Nathaniel Calloway letter to District AttorneyView
Clinton Calloway worked at the Tuskegee Institute in Alabama and helped build rural schools across the South, working with the Jeanes Fund and the Rosenwald schools to provide greater educational opportunities for Black Americans in the early 20th century. According to the National Trust for Historic Preservation, by 1928, a third of Black school-aged children in the rural South were attending a Rosenwald school — some 5,000 of which were funded in part through donations from Julius Rosenwald, the man who turned Sears, Roebuck & Co. into a national success story.
'Heal an open wound'
Calloway wonders why Nathaniel Grant did not try to escape, to run to the North, for example. Maybe the documents proving his freedom were confiscated. Maybe he could not leave behind his young family, worried what would happen if he was labeled a fugitive.

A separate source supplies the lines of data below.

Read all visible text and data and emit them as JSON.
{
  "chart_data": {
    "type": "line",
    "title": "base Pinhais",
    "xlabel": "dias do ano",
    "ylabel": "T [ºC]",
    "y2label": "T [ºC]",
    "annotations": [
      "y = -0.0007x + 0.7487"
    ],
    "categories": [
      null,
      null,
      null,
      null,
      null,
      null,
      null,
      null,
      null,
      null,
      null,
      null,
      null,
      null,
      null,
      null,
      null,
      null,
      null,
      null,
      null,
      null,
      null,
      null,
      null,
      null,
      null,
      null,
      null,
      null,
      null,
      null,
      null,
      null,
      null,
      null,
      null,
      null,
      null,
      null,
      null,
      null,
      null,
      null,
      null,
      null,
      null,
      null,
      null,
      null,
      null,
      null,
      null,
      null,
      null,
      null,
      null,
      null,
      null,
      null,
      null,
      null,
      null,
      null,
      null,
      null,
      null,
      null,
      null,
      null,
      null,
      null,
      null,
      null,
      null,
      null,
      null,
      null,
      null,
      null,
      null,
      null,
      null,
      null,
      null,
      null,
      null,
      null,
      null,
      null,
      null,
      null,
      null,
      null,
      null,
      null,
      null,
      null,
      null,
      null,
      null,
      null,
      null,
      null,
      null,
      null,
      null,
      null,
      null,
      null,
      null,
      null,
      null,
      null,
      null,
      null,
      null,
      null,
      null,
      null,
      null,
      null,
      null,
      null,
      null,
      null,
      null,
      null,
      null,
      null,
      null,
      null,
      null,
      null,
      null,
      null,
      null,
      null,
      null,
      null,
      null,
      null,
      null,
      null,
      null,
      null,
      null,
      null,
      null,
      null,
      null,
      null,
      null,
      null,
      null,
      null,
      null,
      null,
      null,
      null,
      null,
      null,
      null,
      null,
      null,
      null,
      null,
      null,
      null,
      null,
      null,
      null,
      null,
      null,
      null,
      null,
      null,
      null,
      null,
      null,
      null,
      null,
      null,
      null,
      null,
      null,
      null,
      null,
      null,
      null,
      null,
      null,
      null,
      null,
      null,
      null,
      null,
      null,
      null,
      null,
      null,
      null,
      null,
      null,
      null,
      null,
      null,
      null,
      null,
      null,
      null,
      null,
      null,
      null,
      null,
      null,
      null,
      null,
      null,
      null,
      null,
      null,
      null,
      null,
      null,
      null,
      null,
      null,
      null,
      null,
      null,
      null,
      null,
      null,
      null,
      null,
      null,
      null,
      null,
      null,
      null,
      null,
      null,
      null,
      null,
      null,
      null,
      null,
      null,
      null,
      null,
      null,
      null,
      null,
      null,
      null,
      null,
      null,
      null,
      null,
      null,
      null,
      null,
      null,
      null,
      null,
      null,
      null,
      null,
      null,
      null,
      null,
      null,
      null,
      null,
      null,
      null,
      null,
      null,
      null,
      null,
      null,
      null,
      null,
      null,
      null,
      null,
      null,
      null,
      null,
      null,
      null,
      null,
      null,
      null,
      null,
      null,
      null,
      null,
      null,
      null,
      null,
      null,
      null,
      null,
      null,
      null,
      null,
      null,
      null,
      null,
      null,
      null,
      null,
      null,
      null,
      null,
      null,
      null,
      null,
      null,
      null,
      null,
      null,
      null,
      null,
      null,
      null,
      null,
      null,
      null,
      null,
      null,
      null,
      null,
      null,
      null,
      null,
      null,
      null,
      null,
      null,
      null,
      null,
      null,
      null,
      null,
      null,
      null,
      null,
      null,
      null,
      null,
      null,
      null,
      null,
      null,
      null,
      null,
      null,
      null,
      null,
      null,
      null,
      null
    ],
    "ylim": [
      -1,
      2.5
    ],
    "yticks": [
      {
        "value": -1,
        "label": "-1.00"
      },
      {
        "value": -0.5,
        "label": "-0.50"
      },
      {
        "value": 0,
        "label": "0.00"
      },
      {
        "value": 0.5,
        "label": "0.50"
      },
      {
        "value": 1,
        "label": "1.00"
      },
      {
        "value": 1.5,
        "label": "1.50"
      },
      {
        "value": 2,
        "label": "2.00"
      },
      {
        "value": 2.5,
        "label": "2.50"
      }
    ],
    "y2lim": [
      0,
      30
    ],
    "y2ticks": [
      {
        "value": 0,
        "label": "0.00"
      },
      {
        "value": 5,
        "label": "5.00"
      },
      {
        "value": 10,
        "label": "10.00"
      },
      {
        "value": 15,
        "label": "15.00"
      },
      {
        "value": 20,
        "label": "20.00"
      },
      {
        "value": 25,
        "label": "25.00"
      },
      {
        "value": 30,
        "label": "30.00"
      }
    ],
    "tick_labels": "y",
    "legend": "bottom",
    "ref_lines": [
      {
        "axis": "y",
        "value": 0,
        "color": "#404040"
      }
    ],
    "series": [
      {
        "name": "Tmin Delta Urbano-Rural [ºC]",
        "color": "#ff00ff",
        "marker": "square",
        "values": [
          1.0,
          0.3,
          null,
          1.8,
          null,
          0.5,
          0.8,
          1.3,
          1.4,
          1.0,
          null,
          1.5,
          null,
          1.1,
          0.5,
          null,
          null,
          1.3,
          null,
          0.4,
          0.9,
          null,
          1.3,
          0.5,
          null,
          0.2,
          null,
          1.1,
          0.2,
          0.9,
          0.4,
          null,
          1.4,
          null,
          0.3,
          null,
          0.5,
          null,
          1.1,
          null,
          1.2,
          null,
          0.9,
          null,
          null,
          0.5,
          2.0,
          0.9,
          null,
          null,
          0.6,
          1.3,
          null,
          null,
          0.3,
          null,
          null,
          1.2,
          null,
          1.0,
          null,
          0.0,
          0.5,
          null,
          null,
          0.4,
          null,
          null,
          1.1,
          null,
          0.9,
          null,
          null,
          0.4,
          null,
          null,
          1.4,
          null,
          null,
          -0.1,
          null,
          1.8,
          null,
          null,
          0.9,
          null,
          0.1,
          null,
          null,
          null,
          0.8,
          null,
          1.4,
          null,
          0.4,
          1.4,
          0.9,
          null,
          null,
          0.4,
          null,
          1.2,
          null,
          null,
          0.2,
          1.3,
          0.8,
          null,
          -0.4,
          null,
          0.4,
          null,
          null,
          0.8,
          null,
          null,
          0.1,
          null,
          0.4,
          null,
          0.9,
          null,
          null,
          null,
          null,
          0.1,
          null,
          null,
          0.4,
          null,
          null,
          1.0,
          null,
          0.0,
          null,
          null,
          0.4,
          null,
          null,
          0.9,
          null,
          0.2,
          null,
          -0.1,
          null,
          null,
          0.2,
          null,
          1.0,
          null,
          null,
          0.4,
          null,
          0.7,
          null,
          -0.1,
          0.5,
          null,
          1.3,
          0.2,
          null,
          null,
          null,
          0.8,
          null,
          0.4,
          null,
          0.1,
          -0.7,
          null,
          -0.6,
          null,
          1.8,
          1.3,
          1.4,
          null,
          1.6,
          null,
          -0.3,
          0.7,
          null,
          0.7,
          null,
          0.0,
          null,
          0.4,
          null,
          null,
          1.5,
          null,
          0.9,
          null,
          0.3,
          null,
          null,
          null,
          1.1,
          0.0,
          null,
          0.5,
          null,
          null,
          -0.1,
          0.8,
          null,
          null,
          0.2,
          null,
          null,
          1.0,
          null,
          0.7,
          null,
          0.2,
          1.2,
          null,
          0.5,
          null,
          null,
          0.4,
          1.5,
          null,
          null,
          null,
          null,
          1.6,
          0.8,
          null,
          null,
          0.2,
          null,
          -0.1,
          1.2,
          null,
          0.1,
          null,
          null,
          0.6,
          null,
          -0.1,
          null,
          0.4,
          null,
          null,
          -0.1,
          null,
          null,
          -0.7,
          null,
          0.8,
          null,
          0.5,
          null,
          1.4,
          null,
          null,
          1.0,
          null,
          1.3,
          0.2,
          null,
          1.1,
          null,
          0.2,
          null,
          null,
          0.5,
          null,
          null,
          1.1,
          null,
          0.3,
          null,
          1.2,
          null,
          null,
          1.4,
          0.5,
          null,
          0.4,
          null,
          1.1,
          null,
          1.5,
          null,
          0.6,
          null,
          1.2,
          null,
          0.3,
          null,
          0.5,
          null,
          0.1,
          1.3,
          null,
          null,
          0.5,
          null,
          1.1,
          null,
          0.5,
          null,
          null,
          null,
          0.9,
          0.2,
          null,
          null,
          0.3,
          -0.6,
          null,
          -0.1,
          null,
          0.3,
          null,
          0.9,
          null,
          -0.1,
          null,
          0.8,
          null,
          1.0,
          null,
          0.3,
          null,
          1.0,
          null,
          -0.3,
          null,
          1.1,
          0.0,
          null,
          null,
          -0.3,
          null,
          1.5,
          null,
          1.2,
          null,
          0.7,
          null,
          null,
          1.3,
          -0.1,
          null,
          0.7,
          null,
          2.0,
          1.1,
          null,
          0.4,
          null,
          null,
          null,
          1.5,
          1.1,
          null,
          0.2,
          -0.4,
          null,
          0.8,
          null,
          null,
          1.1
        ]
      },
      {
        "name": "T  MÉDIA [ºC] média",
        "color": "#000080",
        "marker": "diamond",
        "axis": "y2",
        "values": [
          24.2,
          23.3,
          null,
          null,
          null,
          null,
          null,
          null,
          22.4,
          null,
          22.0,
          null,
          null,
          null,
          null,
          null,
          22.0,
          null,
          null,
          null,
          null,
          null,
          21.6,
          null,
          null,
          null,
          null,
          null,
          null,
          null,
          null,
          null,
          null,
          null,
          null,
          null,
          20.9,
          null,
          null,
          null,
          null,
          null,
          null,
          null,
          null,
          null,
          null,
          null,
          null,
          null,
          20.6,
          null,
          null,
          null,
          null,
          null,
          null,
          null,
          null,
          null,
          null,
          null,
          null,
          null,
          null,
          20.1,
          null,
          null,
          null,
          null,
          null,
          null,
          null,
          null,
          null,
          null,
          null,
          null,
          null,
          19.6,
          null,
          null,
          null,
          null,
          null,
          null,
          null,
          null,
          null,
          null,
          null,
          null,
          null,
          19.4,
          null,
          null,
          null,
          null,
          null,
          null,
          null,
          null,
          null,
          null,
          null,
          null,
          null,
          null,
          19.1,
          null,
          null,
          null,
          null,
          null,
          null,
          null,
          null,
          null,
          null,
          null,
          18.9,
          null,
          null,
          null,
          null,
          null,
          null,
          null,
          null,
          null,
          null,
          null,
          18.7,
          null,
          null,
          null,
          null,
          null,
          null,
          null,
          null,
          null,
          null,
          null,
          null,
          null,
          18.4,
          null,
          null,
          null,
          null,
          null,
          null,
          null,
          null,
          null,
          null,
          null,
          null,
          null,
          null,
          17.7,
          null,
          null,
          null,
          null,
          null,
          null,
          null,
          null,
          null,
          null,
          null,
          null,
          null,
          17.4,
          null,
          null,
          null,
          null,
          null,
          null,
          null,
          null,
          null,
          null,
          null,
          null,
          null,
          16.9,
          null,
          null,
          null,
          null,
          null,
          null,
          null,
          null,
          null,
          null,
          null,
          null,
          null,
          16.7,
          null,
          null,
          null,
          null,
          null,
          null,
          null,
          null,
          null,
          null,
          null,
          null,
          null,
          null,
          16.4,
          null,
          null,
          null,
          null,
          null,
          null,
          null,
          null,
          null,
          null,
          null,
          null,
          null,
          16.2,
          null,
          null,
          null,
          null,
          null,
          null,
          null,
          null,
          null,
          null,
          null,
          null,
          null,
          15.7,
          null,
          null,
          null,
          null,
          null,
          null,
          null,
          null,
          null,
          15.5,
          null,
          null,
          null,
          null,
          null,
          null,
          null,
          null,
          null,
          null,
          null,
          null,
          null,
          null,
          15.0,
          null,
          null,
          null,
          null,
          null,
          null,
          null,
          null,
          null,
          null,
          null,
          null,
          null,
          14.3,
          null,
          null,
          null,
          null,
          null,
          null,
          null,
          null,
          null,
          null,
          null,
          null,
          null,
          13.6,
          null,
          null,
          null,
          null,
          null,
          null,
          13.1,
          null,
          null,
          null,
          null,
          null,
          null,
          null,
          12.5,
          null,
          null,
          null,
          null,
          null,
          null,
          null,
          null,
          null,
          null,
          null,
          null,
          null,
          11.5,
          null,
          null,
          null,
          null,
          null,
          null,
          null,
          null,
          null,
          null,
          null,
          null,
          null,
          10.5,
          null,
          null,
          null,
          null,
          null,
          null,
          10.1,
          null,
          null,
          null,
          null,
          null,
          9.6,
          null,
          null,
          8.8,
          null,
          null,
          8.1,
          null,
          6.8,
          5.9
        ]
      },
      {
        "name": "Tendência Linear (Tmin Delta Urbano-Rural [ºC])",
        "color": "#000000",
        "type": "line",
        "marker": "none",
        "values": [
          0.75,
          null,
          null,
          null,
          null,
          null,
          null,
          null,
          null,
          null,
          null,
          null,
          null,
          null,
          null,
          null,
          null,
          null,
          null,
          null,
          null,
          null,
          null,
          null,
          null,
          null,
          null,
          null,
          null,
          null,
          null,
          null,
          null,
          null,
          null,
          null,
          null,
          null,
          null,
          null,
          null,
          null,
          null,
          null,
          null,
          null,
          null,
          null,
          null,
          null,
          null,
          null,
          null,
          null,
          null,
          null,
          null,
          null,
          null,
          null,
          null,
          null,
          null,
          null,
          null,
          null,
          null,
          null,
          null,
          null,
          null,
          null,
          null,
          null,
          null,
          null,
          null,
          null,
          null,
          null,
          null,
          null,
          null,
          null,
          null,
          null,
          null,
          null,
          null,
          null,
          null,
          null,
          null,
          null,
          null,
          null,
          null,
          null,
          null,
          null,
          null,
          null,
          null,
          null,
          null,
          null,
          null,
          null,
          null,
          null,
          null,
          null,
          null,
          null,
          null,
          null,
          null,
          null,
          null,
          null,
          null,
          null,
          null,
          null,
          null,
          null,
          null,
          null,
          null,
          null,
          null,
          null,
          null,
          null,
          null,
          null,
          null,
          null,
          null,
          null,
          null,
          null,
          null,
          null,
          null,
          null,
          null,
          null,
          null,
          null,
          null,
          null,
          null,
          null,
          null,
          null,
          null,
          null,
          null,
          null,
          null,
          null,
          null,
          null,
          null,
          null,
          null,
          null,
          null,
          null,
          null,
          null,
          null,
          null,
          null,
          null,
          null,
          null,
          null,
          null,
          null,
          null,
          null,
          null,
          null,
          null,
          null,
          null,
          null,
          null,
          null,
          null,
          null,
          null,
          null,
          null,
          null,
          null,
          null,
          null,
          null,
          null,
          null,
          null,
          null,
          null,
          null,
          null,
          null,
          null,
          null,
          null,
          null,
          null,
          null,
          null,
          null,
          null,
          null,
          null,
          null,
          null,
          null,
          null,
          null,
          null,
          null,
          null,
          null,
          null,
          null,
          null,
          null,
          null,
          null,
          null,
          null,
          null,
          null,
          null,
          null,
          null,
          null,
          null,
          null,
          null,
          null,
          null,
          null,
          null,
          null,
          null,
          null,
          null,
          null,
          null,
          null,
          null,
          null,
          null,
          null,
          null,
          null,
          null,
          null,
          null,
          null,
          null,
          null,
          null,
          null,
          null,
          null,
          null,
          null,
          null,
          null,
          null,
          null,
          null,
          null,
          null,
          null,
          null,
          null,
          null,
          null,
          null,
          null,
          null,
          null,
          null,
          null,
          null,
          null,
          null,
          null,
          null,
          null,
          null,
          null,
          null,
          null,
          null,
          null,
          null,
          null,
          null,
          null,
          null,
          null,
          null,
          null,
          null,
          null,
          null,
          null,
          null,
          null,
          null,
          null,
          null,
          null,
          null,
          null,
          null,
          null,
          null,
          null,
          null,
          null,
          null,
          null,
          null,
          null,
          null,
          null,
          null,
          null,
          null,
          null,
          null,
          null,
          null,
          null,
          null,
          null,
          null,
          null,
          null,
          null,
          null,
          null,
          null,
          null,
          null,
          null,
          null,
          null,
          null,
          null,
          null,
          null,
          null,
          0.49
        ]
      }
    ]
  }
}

Or, Calloway wonders, maybe he thought he thought the justice system would do the right thing.
"It causes me to draw parallels between that and the justice system of today," he said. "We sometimes have an unjust justice system. They often prey upon the poor and the people who don't have means, people who don't have a voice. And little has changed in that way."
For years, what happened to Nathaniel Grant was a sad story Calloway carried. Then, last year, Calloway decided he could do something about it.
In November, Calloway sent a letter to 10th Judicial District Attorney General Steve Crump requesting the DA overturn the court decision that sent Nathaniel Grant to Liberia.
"I know having this decision overturned won't change the outcome but it will go a long way towards righting a wrong and maybe, just maybe heal an open wound that has an effect on all of us," Calloway wrote in his letter, a copy of which was shared with the Times Free Press.
Crump told the Times Free Press he is working with the Attorney General's Office to see what is possible and what needs to be done. He said he hopes to have an update in the next few days.
"We're planning to seek to get an order to get him declared a free citizen of the United States," Crump said. "It's my sincere hope that we will be able to do something."
Changing a ruling more than 150 years ago will not change the course of Nathaniel Grant's life. It may be a change on a piece of paper, but it has importance for the present moment, Calloway said.
"I feel like in many ways, we've lost the ability to just know what's right and wrong in this country. Stuff that's just kindergarten-easy. Like this is right and that's wrong," he said. "And I think in many ways we've lost the ability to recognize that."